In [2]:
# Install the module
import pandas as pd
import altair as alt
import glob

In [57]:
# Path to the folder containing CSV files
path = "speed_restrictions"

# Get a list of all CSV files in the folder
csv_files = glob.glob(path + "/*.csv")

# Read each CSV file and store them in a list
dfs = [pd.read_csv(file) for file in csv_files]

# Concatenate all DataFrames into one
full_df = pd.concat(dfs, ignore_index=True)
full_df["Restriction_Speed_MPH"] = full_df["Restriction_Speed_MPH"].str.extract(r"(\d+)").astype(int)

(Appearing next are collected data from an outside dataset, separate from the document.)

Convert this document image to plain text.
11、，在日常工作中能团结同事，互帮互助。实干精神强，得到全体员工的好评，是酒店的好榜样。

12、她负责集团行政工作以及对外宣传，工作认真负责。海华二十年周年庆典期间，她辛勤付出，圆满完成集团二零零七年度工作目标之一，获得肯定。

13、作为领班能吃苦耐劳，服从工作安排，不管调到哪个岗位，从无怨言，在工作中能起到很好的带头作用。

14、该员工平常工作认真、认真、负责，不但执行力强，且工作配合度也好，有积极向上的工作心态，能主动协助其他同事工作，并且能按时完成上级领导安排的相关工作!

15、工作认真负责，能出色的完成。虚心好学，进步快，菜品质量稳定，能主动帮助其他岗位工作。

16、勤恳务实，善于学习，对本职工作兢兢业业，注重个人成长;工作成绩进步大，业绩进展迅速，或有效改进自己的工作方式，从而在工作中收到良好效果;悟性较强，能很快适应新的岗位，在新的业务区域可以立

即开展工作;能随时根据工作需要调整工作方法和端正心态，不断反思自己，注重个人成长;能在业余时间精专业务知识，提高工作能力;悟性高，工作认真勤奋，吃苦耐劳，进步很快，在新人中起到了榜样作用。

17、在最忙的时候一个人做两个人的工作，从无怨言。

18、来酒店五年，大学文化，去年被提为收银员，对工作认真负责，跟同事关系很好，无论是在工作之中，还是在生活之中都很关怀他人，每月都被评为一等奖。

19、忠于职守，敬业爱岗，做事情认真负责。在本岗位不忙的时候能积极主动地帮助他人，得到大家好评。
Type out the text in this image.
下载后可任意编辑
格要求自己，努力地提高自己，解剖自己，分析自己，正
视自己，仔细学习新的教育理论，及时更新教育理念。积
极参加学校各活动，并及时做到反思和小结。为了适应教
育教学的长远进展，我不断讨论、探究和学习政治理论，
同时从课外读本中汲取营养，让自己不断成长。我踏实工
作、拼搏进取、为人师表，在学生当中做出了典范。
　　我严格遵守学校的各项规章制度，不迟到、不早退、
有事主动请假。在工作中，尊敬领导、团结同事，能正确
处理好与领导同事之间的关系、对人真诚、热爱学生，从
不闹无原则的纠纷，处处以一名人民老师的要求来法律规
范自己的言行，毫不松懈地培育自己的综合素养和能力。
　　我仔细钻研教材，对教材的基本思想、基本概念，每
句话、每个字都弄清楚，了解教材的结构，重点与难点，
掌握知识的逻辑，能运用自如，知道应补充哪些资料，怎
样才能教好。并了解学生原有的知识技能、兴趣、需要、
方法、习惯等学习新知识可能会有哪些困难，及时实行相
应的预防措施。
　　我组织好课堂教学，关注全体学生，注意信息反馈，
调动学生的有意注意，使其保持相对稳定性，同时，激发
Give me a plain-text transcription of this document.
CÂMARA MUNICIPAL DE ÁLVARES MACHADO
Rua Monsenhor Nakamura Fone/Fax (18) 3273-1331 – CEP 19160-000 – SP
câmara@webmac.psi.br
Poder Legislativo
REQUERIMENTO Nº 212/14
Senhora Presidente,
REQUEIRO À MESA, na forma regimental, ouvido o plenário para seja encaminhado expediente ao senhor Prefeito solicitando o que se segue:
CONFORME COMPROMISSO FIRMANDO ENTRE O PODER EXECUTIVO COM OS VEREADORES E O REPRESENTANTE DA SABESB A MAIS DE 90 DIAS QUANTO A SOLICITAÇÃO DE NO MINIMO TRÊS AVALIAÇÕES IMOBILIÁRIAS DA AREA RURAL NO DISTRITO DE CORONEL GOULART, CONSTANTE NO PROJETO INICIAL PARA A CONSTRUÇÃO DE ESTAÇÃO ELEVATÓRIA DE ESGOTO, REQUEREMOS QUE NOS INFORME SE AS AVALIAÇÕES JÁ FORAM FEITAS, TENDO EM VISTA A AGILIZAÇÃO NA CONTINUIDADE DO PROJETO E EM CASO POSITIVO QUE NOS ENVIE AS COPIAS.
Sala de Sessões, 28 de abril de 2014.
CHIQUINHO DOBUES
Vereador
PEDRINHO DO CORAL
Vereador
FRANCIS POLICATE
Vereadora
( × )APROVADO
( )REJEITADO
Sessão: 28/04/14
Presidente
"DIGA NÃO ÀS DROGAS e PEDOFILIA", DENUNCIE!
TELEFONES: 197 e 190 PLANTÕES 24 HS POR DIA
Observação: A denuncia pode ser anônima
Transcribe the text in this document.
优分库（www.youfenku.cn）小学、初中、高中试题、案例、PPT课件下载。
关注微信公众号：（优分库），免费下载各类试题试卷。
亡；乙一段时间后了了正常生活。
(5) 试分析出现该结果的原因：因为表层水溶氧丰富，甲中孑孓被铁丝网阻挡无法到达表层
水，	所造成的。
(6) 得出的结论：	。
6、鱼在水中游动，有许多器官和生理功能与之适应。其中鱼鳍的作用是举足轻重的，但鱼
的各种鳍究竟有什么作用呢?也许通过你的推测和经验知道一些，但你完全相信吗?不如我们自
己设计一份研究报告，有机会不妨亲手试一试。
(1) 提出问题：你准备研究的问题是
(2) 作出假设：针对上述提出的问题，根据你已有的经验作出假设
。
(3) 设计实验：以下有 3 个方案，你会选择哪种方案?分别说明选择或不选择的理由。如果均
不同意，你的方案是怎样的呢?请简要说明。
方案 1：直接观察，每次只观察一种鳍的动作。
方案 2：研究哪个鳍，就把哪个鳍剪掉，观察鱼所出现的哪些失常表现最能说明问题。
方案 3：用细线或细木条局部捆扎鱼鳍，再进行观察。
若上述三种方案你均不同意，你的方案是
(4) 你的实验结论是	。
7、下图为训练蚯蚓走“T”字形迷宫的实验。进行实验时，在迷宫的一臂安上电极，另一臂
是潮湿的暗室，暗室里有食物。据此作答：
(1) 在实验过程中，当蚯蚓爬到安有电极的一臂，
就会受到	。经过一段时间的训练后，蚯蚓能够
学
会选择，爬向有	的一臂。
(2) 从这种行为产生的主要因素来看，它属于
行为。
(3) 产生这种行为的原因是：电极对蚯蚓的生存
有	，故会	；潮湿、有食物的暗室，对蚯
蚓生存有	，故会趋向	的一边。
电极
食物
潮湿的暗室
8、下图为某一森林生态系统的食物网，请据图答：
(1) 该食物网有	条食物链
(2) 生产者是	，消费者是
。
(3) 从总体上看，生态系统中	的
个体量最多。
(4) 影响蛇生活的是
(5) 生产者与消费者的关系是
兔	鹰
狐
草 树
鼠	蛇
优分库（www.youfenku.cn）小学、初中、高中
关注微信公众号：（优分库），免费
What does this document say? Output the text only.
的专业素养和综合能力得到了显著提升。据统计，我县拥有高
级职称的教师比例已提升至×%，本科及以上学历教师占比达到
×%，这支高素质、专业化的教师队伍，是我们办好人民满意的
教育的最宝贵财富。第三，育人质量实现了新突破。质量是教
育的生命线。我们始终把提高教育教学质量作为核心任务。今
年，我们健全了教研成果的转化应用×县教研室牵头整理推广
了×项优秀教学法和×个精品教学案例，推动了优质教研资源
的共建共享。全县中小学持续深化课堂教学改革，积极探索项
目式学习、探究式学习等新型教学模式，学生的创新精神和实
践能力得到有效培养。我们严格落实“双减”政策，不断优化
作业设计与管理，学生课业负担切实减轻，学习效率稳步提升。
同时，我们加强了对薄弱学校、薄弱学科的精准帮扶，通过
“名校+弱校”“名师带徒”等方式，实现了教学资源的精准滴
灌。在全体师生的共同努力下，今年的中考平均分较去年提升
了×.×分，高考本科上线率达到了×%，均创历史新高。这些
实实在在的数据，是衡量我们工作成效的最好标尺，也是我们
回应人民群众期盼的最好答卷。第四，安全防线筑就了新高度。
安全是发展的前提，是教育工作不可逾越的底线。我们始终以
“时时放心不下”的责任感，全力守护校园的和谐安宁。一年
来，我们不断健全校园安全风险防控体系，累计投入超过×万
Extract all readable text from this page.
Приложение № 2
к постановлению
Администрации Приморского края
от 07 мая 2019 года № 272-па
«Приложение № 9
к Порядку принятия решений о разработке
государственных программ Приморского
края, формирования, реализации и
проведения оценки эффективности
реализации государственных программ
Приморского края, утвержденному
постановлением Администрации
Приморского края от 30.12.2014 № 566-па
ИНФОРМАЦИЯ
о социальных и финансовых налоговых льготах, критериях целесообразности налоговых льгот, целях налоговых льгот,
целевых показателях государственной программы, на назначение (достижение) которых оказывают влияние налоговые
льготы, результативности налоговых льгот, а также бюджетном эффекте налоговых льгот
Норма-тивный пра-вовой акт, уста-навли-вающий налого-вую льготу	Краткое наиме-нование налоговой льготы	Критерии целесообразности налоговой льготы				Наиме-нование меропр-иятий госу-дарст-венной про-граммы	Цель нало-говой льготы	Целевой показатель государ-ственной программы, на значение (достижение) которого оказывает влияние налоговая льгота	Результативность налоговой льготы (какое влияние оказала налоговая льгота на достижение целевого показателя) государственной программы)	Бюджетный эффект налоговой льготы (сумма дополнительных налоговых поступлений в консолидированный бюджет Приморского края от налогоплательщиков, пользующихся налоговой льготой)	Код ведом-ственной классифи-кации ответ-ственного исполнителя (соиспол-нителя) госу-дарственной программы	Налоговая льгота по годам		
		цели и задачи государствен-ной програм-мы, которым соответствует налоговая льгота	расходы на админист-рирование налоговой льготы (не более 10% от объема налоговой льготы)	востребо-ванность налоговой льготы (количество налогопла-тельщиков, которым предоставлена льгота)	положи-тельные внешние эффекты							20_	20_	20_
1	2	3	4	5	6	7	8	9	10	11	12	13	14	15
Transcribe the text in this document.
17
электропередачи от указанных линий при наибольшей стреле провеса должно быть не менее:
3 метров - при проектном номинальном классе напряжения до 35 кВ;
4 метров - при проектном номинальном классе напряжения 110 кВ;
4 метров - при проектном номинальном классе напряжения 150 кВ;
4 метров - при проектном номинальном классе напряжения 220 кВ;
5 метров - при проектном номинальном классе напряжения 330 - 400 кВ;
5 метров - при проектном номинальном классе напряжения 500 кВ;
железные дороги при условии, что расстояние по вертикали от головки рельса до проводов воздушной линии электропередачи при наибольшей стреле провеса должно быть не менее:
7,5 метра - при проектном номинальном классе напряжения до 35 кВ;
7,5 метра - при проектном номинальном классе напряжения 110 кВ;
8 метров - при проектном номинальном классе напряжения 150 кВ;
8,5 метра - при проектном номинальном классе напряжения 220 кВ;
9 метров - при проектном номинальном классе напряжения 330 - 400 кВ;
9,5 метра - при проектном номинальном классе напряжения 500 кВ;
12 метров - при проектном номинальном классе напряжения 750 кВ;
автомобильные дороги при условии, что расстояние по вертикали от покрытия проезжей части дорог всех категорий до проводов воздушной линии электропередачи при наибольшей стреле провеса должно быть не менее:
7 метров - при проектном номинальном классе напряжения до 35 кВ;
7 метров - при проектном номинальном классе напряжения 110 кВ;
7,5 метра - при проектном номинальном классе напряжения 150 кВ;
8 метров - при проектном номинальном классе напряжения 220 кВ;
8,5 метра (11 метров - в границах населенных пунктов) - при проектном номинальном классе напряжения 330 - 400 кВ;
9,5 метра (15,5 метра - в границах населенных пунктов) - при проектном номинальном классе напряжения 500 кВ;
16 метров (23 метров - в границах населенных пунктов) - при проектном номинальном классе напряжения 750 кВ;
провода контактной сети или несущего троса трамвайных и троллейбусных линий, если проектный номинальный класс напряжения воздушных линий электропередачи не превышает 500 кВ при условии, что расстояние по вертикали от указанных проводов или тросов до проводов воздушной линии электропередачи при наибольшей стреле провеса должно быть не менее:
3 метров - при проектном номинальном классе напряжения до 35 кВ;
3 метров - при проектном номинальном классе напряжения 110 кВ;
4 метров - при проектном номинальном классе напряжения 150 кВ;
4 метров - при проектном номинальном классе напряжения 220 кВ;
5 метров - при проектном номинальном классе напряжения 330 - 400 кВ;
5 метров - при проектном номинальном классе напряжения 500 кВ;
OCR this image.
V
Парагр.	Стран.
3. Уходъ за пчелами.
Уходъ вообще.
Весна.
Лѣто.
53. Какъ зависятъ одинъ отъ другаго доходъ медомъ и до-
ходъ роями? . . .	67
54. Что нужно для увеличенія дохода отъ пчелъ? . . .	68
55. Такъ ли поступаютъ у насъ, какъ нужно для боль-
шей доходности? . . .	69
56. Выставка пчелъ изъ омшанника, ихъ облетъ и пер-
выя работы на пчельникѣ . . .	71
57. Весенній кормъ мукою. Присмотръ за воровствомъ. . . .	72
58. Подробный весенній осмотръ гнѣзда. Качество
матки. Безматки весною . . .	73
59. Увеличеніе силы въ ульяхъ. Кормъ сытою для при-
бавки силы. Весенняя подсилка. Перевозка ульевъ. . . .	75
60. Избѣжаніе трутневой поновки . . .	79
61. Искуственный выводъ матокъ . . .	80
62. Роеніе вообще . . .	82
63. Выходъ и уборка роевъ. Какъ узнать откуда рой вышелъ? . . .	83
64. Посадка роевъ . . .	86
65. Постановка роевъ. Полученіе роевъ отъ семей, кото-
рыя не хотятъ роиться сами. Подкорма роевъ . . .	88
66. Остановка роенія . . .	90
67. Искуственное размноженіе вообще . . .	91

# Convert Calendar_Date to datetime format
full_df["Calendar_Date"] = pd.to_datetime(full_df["Calendar_Date"], errors="coerce")

# Create a 'Year-Month' column for grouping (YYYY-MM format)
full_df["Year-Month"] = full_df["Calendar_Date"].dt.to_period("M")

# Group by 'Year-Month' and 'Line', then calculate the average speed restriction
monthly_avg_speed = full_df.groupby(["Year-Month", "Line"])["Restriction_Speed_MPH"].mean().round(2).reset_index()
monthly_avg_speed["Year-Month"] = monthly_avg_speed["Year-Month"].astype(str)

monthly_avg_speed.head()

Unnamed: 0,Year-Month,Line,Restriction_Speed_MPH
0,2023-01,Blue Line,10.0
1,2023-01,Green Line,7.76
2,2023-01,Orange Line,19.21
3,2023-01,Red Line,13.68
4,2023-02,Blue Line,18.29


In [58]:
# Define the order of "Line" categories (from left to right)
line_order = monthly_avg_speed["Line"].unique().tolist()

# Define custom colors corresponding to the order
custom_colors = ["blue", "green", "orange", "red"]

boxplot = alt.Chart(monthly_avg_speed).mark_boxplot(size=20).encode(
    x=alt.X("Line:N", title="Line", sort="-y", axis=alt.Axis(labelAngle=0)),  
    y=alt.Y("Restriction_Speed_MPH:Q", title="Speed Restriction (MPH)", scale=alt.Scale(zero=False)),  
    color=alt.Color("Line:N", title="Train Lines", scale=alt.Scale(domain=line_order, range=custom_colors), legend = None), 
    tooltip=["Line", "Year-Month", "Restriction_Speed_MPH"]
    ).properties(
    title="Boxplot of Speed Restrictions by Train Line (Monthly) from 1/2023 - 2/2025",
    width=400,  
    height=500   
    )

boxplot